Ma non è forse questo lo scopo dei libri? Posso sorridere
con Tuiavii della nostra ossessione per il pensiero e per la parola
stampata, per i libri alla fin fine ma non posso dimenticare quello
che i libri rappresentano nella nostra cultura, cioè nella
nostra natura, essendo il concetto di natura una nostra costruzione
culturale... E qui inizia un'altra storia... Una storia senza
storia in realtà, dato che dell'argomento di cui sto per
scrivere non esiste uno studio sistematico ed esauriente, dei roghi
dei libri dove ne abbiamo letto, o sentito parlare sino a oggi? I
roghi dei libri (Il Melangolo), così si intitola un altro
libro di dimensioni ridotte che ha suscitato in me grandi emozioni e
grandi curiosità. Il suo autore, Leo Lowental, che fu uno
degli esponenti di spicco della Scuola di Francoforte insieme a
Marcuse e Adorno, ha scritto questo breve saggio in occasione del
cinquantesimo anniversario dei roghi dei libri nella Berlino del
1933. Il testo inizia con una citazione da Heine: "Là
dove si danno alle fiamme i libri, si finisce per bruciare anche gli
uomini", citazione tratta dal libro Almansor pubblicato nel
1876. Niente di più profetico forse è stato mai
scritto sulla Germania, qualche decennio più tardi, milioni
di ebrei e di altri individui scomodi, sono periti tra le fiamme dei
forni crematori nazisti. I nazisti furono tra i principali
sostenitori della bontà dei roghi dei libri, soprattutto se
si trattava di libri contrari allo spirito tedesco
o,"dell'immondizia e del sudiciume rappresentati dai letterati
ebrei che infestano le biblioteche" come diceva Goebbles. I
roghi dovevano "liberare la società dal miasma
contagioso del libro latore di maledizione e purificarla ", come dice
Speyer nel suo libro sulla distruzione dei libri nell'antichità.

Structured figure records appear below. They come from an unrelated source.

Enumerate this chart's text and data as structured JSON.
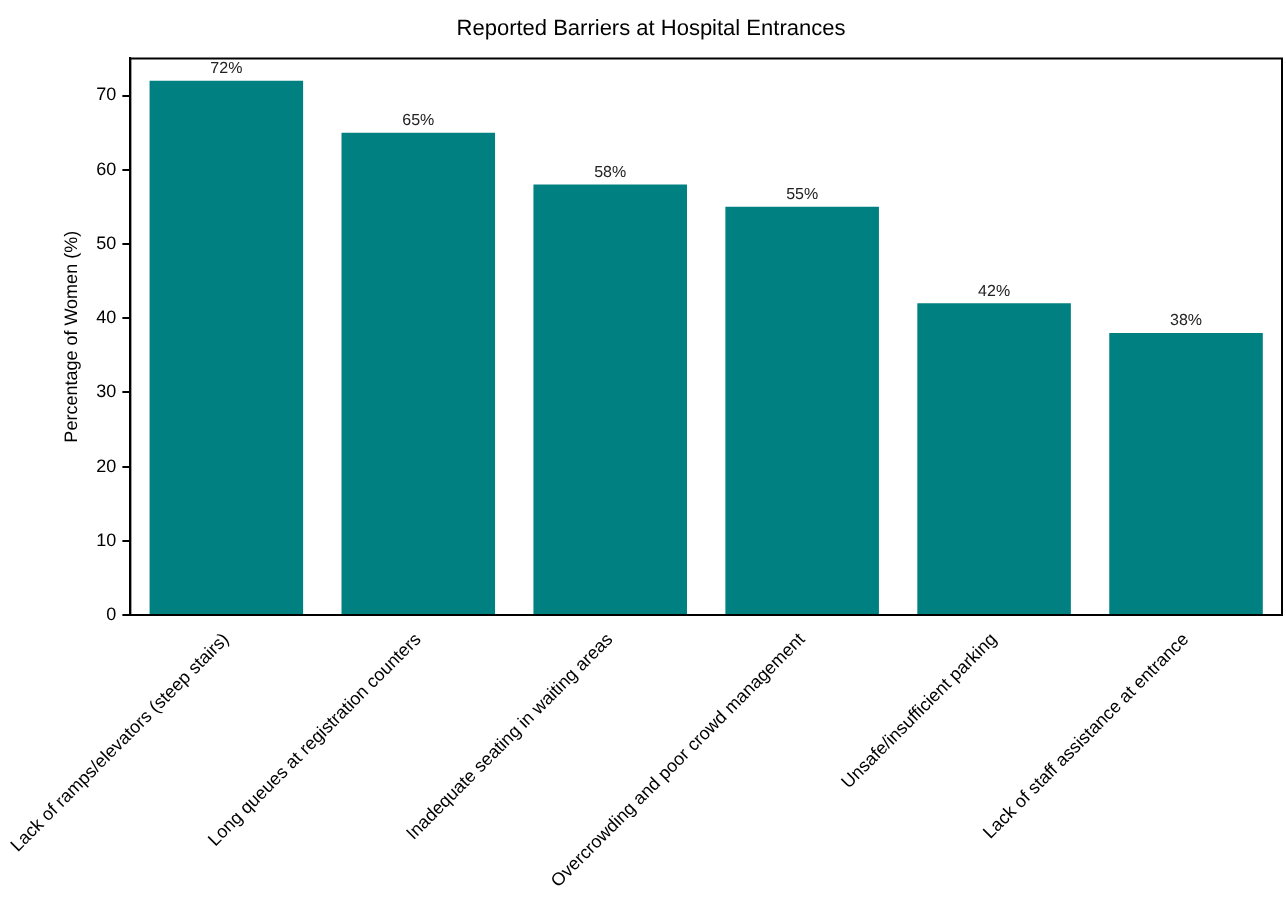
{
  "chart_data": {
    "type": "bar",
    "title": "Reported Barriers at Hospital Entrances",
    "ylabel": "Percentage of Women (%)",
    "categories": [
      "Lack of ramps/elevators (steep stairs)",
      "Long queues at registration counters",
      "Inadequate seating in waiting areas",
      "Overcrowding and poor crowd management",
      "Unsafe/insufficient parking",
      "Lack of staff assistance at entrance"
    ],
    "values": [
      72,
      65,
      58,
      55,
      42,
      38
    ],
    "value_labels": [
      "72%",
      "65%",
      "58%",
      "55%",
      "42%",
      "38%"
    ],
    "color": "#008080",
    "ylim": [
      0,
      75
    ],
    "yticks": [
      0,
      10,
      20,
      30,
      40,
      50,
      60,
      70
    ],
    "grid": false,
    "legend": false
  }
}
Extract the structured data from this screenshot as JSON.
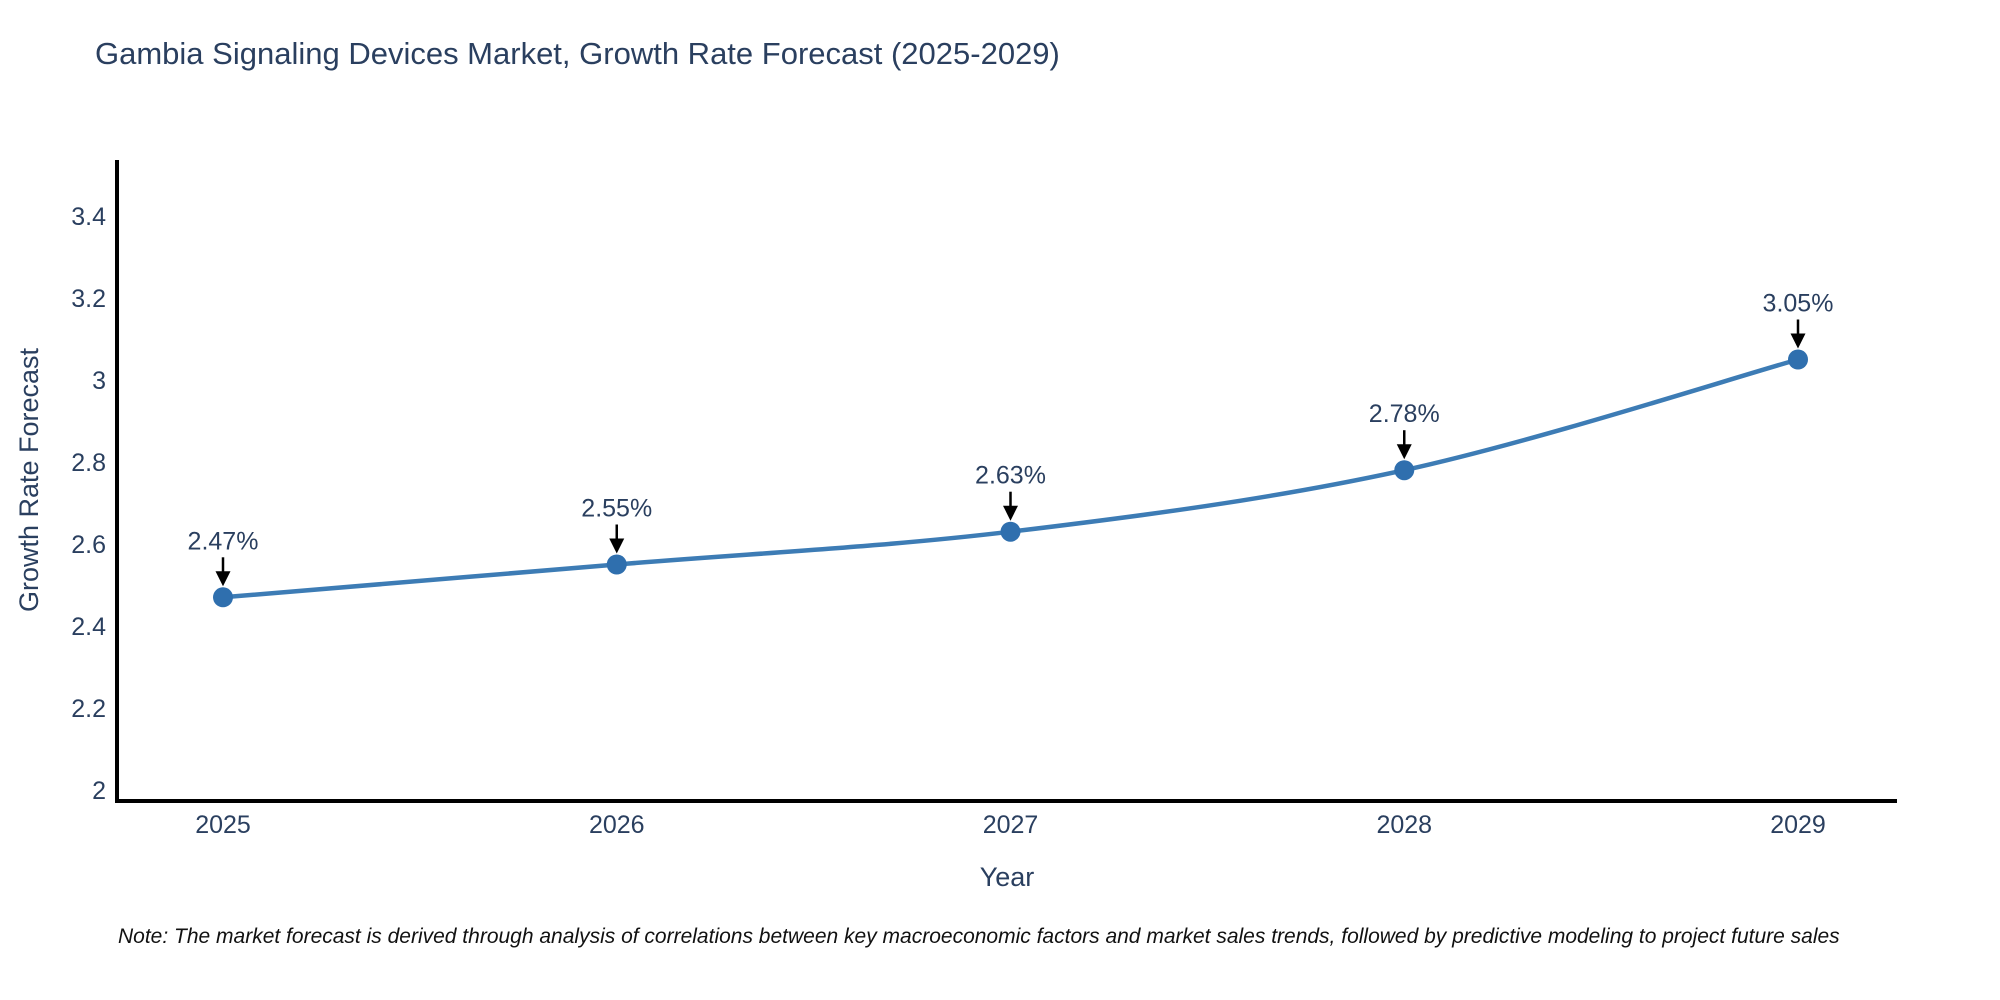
{
  "title": "Gambia Signaling Devices Market, Growth Rate Forecast (2025-2029)",
  "note": "Note: The market forecast is derived through analysis of correlations between key macroeconomic factors and market sales trends, followed by predictive modeling to project future sales",
  "chart_data": {
    "type": "line",
    "title": "Gambia Signaling Devices Market, Growth Rate Forecast (2025-2029)",
    "xlabel": "Year",
    "ylabel": "Growth Rate Forecast",
    "x": [
      2025,
      2026,
      2027,
      2028,
      2029
    ],
    "series": [
      {
        "name": "Growth Rate Forecast",
        "values": [
          2.47,
          2.55,
          2.63,
          2.78,
          3.05
        ]
      }
    ],
    "point_labels": [
      "2.47%",
      "2.55%",
      "2.63%",
      "2.78%",
      "3.05%"
    ],
    "yticks": [
      2,
      2.2,
      2.4,
      2.6,
      2.8,
      3,
      3.2,
      3.4
    ],
    "ylim": [
      1.97,
      3.54
    ],
    "grid": false,
    "legend": "none",
    "line_shape": "spline",
    "colors": {
      "line": "#3d7cb5",
      "marker": "#2f6fae",
      "axis": "#000000",
      "text": "#2a3f5f",
      "annotation_arrow": "#000000",
      "note_text": "#111111"
    }
  }
}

I nazisti infatti, non furono certo i primi a utilizzare
questo sistema per cercare di rifondare la storia e cercare di
eliminare qualsiasi traccia e eredità del passato;
l'Imperatore Shi Huang, "fece proibire e dare alle fiamme tutti
i libri delle epoche precedenti", i libri ebraici furono
particolarmente prediletti dai piromani, ne furono bruciati venti
carri a Parigi il 13 Maggio 1248 e altri tre carri nel 1309.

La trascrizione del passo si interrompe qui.